Inflation is a sustained increase in prices that reduces the purchasing power of your money, meaning you can buy fewer goods or services with the same amount of money. It can occur when demand exceeds supply, such as a bird flu outbreak that caused egg shortages in 2024. It can also be the result of a rise in labor costs, when businesses pass those higher wages to consumers in the form of increased prices. The Federal Reserve can also affect inflation through its monetary policy decisions.

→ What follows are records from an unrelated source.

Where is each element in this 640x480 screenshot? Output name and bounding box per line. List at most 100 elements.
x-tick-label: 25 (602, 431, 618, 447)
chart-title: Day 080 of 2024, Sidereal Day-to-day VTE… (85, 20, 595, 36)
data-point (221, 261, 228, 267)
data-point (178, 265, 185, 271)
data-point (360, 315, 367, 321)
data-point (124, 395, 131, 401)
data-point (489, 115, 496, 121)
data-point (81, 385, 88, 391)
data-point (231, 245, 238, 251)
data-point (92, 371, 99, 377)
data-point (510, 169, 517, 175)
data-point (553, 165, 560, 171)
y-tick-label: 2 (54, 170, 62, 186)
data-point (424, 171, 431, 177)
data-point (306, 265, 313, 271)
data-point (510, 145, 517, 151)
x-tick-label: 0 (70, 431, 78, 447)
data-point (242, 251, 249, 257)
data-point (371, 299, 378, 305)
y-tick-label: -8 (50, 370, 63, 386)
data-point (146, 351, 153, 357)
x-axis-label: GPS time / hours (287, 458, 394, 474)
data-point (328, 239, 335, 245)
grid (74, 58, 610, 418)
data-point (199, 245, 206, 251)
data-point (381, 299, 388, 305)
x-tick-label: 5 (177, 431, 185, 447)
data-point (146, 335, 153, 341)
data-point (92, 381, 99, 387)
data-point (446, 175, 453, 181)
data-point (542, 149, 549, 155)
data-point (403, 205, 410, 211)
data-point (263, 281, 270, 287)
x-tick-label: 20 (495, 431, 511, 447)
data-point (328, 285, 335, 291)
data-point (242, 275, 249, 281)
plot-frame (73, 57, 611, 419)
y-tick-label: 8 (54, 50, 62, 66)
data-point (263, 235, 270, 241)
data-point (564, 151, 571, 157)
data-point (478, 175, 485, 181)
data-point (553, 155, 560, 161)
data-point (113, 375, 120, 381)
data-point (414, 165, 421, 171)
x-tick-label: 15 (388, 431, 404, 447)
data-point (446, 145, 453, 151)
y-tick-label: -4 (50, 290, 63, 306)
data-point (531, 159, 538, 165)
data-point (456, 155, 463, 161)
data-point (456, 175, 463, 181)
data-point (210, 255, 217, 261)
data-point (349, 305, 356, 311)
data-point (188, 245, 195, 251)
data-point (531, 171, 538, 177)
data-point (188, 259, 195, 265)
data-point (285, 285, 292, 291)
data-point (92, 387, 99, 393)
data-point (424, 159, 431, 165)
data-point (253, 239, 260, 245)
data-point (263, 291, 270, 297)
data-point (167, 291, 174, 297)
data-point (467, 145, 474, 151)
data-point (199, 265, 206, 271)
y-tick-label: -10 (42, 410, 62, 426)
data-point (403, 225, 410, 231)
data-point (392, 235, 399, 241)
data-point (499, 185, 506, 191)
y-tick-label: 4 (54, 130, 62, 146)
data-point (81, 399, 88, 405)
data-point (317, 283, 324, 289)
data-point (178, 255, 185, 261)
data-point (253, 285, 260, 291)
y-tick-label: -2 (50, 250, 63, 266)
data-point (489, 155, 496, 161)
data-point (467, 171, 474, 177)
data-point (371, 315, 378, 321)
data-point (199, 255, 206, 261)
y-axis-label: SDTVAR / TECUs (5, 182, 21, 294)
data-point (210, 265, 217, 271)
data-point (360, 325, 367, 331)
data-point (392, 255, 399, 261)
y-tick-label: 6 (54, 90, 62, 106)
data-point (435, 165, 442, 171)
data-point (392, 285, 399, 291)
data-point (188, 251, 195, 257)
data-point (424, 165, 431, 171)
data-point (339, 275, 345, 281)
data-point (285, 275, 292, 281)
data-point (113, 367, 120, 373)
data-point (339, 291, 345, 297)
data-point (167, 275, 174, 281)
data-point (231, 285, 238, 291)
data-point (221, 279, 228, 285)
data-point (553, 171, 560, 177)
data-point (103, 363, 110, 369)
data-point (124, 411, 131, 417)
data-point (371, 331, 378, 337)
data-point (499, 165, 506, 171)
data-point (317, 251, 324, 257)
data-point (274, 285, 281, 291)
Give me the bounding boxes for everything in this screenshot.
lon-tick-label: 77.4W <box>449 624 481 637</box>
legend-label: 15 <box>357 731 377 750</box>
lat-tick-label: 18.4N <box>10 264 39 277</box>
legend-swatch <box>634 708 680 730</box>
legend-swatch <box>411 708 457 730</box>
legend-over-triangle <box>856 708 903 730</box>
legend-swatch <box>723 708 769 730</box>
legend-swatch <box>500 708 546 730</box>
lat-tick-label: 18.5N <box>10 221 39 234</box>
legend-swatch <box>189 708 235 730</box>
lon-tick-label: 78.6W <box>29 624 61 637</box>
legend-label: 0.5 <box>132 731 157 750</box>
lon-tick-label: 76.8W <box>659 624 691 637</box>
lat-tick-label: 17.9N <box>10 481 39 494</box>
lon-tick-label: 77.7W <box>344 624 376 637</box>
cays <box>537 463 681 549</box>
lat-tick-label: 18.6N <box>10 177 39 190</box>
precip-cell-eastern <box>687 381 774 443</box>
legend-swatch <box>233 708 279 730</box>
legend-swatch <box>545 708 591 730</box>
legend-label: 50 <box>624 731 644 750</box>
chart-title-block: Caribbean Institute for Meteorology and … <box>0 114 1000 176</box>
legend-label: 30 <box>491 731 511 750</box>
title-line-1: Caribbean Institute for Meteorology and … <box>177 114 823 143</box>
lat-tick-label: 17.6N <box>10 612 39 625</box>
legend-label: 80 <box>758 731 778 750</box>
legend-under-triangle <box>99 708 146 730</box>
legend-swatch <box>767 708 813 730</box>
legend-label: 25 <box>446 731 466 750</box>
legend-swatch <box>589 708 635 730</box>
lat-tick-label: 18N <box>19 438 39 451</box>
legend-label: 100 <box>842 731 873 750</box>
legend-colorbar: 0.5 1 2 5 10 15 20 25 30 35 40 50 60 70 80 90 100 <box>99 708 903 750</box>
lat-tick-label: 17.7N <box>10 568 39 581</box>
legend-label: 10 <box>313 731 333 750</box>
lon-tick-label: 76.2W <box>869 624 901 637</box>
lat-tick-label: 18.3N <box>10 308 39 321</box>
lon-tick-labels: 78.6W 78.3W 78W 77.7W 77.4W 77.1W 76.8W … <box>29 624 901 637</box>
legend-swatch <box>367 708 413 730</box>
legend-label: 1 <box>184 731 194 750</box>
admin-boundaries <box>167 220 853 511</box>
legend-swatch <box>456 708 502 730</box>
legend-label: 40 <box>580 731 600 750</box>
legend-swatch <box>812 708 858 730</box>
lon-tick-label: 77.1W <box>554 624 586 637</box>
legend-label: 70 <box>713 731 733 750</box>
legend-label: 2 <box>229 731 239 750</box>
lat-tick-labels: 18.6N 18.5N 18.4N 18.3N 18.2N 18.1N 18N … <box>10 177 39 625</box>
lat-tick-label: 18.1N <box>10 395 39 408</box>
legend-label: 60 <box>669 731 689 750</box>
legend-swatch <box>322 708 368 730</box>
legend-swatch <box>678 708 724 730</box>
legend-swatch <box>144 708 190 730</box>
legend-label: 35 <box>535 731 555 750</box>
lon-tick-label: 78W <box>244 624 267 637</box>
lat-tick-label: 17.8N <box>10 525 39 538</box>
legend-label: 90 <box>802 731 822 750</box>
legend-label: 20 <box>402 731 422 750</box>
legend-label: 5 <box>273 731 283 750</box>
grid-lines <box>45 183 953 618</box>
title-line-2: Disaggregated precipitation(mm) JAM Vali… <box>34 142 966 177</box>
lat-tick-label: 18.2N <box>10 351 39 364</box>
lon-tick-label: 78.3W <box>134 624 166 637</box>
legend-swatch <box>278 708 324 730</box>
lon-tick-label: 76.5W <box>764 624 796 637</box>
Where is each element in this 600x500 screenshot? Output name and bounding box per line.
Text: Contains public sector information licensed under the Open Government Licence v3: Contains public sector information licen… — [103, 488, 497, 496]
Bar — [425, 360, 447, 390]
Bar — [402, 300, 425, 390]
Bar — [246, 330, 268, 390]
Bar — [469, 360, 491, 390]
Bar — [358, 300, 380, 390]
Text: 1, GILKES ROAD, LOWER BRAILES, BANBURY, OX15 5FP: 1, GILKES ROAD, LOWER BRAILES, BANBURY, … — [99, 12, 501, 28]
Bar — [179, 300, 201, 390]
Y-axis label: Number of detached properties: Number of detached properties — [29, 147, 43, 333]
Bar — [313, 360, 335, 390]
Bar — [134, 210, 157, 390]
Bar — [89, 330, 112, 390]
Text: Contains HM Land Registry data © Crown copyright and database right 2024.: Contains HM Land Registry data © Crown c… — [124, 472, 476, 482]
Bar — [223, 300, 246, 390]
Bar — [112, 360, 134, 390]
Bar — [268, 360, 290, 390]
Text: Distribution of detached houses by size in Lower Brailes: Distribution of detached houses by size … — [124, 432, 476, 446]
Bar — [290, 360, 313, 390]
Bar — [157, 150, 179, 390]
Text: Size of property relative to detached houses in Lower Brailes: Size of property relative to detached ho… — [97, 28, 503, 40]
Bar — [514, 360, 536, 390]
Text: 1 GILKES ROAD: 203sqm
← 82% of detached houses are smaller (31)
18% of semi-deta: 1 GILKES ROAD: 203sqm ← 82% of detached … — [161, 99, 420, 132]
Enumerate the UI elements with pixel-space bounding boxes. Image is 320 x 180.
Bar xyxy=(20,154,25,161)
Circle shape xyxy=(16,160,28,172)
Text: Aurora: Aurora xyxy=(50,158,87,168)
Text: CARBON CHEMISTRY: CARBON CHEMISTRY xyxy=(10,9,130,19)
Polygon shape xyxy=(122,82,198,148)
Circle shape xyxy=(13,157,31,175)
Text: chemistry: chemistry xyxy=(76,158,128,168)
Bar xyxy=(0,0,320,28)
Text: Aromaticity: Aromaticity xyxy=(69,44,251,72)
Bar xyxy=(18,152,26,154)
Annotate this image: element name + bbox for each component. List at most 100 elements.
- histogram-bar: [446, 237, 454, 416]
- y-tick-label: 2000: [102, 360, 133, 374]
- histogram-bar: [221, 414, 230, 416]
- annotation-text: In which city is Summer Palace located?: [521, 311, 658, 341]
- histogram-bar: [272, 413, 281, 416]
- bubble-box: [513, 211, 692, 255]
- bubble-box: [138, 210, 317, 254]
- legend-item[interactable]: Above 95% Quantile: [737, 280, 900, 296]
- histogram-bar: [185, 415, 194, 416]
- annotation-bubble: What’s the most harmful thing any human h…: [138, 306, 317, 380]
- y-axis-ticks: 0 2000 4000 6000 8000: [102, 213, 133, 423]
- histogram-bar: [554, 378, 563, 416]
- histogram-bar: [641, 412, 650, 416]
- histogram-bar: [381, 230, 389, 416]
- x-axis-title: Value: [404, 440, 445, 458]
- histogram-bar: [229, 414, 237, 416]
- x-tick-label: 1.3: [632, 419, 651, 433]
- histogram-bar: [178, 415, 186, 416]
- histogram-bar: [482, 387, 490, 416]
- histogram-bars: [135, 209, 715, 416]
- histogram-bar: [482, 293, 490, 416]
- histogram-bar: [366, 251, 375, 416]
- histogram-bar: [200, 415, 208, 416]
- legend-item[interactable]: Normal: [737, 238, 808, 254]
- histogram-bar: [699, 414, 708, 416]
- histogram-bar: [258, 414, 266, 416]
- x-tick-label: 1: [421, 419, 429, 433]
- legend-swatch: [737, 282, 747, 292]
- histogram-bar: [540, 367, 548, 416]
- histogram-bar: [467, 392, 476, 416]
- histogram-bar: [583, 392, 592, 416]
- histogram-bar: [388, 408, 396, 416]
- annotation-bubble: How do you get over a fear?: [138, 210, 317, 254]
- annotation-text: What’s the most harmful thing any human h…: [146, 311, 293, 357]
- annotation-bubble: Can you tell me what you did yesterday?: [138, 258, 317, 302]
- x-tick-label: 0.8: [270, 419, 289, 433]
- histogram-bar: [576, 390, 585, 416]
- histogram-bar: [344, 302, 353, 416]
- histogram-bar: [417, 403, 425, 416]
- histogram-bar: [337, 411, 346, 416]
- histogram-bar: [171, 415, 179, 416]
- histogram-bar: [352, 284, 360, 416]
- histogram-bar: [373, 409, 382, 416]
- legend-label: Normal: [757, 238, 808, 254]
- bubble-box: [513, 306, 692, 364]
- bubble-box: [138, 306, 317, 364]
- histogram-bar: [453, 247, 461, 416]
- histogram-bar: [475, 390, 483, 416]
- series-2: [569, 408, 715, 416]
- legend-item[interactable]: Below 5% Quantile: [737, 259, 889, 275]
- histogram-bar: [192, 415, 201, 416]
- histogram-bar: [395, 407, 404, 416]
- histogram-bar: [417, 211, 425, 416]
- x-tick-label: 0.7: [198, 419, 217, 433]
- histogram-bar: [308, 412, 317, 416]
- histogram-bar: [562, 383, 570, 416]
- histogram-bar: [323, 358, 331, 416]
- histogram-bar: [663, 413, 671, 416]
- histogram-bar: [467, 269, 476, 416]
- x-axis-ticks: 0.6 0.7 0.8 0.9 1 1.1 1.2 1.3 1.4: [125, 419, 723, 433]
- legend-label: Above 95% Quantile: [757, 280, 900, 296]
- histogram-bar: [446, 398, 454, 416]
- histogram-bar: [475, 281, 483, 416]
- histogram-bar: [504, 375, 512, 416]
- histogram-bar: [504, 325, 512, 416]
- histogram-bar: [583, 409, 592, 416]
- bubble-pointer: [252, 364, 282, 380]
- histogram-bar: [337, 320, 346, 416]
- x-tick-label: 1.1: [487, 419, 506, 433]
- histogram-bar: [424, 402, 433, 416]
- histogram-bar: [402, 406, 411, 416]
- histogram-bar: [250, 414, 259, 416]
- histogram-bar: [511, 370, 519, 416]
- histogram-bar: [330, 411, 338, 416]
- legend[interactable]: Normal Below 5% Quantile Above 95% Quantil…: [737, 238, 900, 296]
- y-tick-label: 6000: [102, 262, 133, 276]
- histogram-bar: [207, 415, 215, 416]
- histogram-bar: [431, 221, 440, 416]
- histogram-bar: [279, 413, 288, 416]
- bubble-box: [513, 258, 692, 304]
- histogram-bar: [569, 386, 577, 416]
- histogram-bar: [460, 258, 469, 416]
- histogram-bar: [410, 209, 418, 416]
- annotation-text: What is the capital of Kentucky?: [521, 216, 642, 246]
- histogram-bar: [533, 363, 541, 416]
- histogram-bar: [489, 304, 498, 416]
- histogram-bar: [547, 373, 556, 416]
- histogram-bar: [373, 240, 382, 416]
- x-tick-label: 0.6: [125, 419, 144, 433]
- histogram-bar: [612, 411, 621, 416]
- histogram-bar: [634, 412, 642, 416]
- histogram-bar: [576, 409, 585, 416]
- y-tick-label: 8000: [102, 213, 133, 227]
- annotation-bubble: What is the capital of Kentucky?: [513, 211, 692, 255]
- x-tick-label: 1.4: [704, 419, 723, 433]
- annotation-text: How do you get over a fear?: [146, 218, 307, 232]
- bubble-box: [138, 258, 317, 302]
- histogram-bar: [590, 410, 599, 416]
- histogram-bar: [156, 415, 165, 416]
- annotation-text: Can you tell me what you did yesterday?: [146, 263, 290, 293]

There are many metrics used to measure inflation, but the most widely recognized is the Consumer Price Index (CPI). CPI tracks price changes for a wide range of economic goods and services consumed by people in the United States and is adjusted for changing demographics over time. The Bureau of Labor Statistics calculates monthly CPI data and releases it to the public. Another popular metric is the Producer Price Index (PPI) which reports price changes for domestic producers but excludes expenditures by foreign visitors. The Personal Consumption Expenditures (PCE) price index is a more comprehensive measure of prices in the economy and includes items not tracked by either the CPI or PPI.
Inflation is a challenge for anyone trying to reach their financial goals because it erodes the value of your savings and investments. It can also cause higher costs when it comes to paying for things like food, gas and utilities. However, by staying vigilant and proactively managing your budget, you may be able to keep pace with inflation or even beat it.